There is a wonderful transcription of the Jelly Roll Sessions over at
http://www.doctorjazz.co.uk/locspeech2.html
I’ve copied and pasted it here:
Nert had a burned hand, and he used to wear a kind of stocking over it. He was seemingly simple, to me. I think he was a half-wit. In fact I’m sure that he was.
He would laugh and go on and he wanted to have a some kind of a important — and he wanted to be known as such.
All those boys in New Orleans dressed very well. But they all had the real tight trousers, those days. When they’d get into their trousers, why, they’d fit ‘em like a sausage.
Of course, Bertenards and Wagners were the tailors, and they know’d just how they wanted those clothes and they would fit ‘em that way.
I’m telling you, it was very, very seldom that you really could button the top button of a person’s trousers. They had to leave the, had to leave the trousers’ top buttons open. And they had the suspenders and — of course, they didn’t really need any suspenders because they was so tight fitting. And it was one of the fads that they would take one suspender down, as they would walk along, oh, er, with a walk that they had adopted from the river, which they call shooting the agate.
Well, Nert would come along shooting the agate, and leave his shirt open in the summertime, so you could, er, discern his red flannel undershirt. That was considered a big thing with some of the real illiterate women. If you could shoot a good agate, and had a nice high-class undershirt with a flannel shirt with the, the collar turned up, boy, I’m telling you, you liable to be able to get next to that broad. She’d like that very much.
What . . . How did they walk when they shot the agate?
Well, of course, er, by not being able to walk, I can’t explain it to you. But I tell you, it was a kind of a very mosey walk, with the holding two fingers down of one finger on each hand, the, the front finger next to, er . . . in other words, the index finger. Yeah, like that, you know, and with their arms stiffed out, you know, especially when they would be standing. And if . . . of course, if they was dressed up and you tried to talk to ‘em, they would find the, the nearest post — when, they have a lot of creases in their clothes, or get to a house — and they’d stiffen their arm out and hold theirself so far away, as just as far as their arm would allow, so they wouldn’t get any, er, their clothes soiled. They was very particular about that. Especially . . . Yeah . . .
Especially some of ‘em, er, they wore . . . That’s right, you’ve got the right idea — with that kind of a broken up, er, stand. Especially some of them would wear overalls — er, overall jumpers, with a high-class, er, pair of trousers maybe costin’ fifteen, or eighteen, or twenty dollars during those days. And of course they wore the best of shoes. And not only shoes.

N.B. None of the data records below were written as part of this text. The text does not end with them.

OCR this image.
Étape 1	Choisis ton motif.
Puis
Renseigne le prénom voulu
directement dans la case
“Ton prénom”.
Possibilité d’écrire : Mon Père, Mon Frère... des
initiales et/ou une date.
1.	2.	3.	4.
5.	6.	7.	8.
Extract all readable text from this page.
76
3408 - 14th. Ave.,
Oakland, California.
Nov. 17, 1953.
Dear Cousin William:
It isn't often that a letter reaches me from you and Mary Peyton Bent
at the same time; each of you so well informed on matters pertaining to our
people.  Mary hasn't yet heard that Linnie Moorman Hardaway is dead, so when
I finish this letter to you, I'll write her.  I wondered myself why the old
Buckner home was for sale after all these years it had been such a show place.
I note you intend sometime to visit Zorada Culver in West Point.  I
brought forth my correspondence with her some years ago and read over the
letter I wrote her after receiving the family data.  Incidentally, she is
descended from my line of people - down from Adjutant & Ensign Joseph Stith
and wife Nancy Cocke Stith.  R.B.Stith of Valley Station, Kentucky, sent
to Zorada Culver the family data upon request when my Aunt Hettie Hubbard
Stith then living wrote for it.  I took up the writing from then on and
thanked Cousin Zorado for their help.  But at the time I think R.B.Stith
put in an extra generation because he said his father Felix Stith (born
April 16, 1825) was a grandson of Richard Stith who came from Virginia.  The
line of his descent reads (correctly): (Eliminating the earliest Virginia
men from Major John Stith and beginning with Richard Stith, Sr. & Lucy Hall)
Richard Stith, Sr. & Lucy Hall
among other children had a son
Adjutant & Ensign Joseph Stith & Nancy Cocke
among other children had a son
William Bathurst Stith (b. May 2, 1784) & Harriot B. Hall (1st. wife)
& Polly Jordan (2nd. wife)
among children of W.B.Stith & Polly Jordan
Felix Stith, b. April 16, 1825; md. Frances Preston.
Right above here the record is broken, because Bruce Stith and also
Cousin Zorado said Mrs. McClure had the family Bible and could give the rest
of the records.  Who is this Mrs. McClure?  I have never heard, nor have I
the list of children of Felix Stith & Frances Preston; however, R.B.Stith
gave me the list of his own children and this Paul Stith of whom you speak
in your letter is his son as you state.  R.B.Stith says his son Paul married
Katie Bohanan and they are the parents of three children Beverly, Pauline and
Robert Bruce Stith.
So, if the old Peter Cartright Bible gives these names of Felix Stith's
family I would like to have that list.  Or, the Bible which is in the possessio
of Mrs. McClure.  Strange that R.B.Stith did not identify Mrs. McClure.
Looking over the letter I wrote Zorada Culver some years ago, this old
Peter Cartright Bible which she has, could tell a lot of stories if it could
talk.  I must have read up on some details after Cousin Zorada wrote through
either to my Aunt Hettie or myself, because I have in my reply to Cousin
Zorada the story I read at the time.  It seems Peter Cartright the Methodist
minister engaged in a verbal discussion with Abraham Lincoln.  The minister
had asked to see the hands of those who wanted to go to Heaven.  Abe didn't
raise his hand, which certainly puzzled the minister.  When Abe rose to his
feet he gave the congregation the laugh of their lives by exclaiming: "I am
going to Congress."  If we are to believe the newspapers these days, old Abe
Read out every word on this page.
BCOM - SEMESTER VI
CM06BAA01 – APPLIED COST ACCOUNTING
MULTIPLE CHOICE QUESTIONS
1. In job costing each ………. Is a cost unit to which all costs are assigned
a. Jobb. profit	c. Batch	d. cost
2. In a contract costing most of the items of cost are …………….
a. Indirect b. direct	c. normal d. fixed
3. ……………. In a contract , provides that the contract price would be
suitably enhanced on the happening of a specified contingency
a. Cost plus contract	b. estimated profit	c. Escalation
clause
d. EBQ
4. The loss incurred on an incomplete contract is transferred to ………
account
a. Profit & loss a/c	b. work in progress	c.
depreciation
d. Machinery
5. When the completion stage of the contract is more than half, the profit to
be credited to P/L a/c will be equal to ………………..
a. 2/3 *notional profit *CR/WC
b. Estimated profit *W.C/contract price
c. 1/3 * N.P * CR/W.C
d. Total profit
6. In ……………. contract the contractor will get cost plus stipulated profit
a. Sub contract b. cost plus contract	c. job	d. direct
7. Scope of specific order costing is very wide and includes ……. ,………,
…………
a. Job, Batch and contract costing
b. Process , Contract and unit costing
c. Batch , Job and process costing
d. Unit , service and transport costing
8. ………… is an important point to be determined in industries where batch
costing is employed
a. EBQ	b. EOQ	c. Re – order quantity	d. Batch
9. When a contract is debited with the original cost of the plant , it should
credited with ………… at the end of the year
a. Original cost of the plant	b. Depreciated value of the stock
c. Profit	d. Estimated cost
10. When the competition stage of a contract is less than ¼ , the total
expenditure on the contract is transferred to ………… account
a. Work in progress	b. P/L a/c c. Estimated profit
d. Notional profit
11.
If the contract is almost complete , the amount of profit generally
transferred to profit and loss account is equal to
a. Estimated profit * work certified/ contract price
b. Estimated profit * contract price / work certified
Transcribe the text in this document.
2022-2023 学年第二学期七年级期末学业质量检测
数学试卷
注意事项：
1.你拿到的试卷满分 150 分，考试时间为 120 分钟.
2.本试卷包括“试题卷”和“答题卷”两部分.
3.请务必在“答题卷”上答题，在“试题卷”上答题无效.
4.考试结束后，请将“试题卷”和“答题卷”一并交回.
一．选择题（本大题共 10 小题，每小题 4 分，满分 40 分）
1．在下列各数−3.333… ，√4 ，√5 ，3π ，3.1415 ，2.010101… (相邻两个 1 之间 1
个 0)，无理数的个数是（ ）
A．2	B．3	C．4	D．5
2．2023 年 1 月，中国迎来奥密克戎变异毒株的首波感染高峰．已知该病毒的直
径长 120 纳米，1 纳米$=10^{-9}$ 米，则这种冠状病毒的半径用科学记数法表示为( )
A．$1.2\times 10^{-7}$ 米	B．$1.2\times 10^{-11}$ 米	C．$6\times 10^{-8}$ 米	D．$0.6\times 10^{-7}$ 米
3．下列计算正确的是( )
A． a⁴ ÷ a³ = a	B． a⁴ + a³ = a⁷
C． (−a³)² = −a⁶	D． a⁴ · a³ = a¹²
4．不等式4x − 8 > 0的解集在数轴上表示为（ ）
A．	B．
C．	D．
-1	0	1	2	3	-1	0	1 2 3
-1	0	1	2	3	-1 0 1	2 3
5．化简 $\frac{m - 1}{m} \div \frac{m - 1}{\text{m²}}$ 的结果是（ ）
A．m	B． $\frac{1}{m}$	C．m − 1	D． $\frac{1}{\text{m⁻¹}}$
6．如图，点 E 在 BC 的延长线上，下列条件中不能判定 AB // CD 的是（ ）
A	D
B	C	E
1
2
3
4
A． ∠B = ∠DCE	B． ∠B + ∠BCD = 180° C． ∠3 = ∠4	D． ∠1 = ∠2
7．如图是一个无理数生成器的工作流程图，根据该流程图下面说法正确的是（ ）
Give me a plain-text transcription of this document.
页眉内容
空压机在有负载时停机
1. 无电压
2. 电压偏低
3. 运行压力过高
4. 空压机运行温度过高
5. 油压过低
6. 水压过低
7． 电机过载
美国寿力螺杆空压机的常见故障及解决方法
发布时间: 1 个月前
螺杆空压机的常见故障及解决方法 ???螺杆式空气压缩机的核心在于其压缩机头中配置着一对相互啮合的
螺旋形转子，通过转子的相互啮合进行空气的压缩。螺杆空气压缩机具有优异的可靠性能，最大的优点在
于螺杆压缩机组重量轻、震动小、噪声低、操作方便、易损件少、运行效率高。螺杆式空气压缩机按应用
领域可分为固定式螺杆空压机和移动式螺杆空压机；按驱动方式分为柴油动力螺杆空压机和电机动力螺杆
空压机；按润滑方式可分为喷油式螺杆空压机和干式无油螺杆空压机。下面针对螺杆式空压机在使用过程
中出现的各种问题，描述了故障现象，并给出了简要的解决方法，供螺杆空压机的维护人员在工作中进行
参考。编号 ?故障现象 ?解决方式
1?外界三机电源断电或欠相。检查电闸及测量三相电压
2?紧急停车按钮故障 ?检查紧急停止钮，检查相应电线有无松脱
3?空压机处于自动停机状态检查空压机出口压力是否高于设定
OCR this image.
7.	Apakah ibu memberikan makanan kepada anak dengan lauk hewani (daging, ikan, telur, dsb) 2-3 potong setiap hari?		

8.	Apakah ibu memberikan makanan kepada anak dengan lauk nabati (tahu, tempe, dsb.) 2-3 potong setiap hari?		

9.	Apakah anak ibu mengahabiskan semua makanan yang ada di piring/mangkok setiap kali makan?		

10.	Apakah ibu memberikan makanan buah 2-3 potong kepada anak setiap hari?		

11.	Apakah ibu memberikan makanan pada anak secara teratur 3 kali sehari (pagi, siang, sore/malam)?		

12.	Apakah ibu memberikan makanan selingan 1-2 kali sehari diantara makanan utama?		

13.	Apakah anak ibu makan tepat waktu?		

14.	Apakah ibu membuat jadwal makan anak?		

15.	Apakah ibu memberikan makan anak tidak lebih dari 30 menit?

They, they would never . . . nobody would wear a Stetson hat. In those days, myself, I thought I would die unless I had a hat with the emblem of a . . . in it named Stetson. And I wou . . . didn’t rest until I got myself a Stetson hat and a pair of Edwin Clapp shoes.
Of course, there was many of ‘em that didn’t wear ready-made shoe . . . shoes at all, during those times. Er, they wore a lot of shoes, er, what they call the St. Louis Flats and the Chicago Flats. These shoes [clears throat] were made, er, with the cork soles on ‘em and no heels and would turn up in the front. A lot of times they would have different designs in the toes of the shoes, er, such as gamblers’ designs, er, such as, er, maybe a club, or a diamond, a heart, or a spade. I have, er, heard later on, that even some of ‘em had made arrangements to have some kind of a electric lightbulbs in their shoes with a battery in their pocket, [laughs] and when they would get around some jane or something that was kind of simple, and thought they could make her — as they call makin ‘em — why, they’d, er, they’d press a button in their pock . . . in their . . . their pocket and light up the . . . the little bitty bulb in the toe of the shoes.
Oh, it is really the fact. And I’ve known it to be fact because it has come . . . that part has come from authentic source. But the others, I have really seen myself to know it’s really original stuff.
Er, these boys were tremendous, and they were great sports. It was nothin’ like spending money that even worried their mind. If they didn’t have it, somebody else had it and would spend it for ‘em.
At the end of the passage sampled here is this note:
On the dust jacket, Alan Lomax has sketched a caricature of a man ‘Shootin’ The Agate’ along with the following text: Truckin’ originated from Shootin’ the Agate.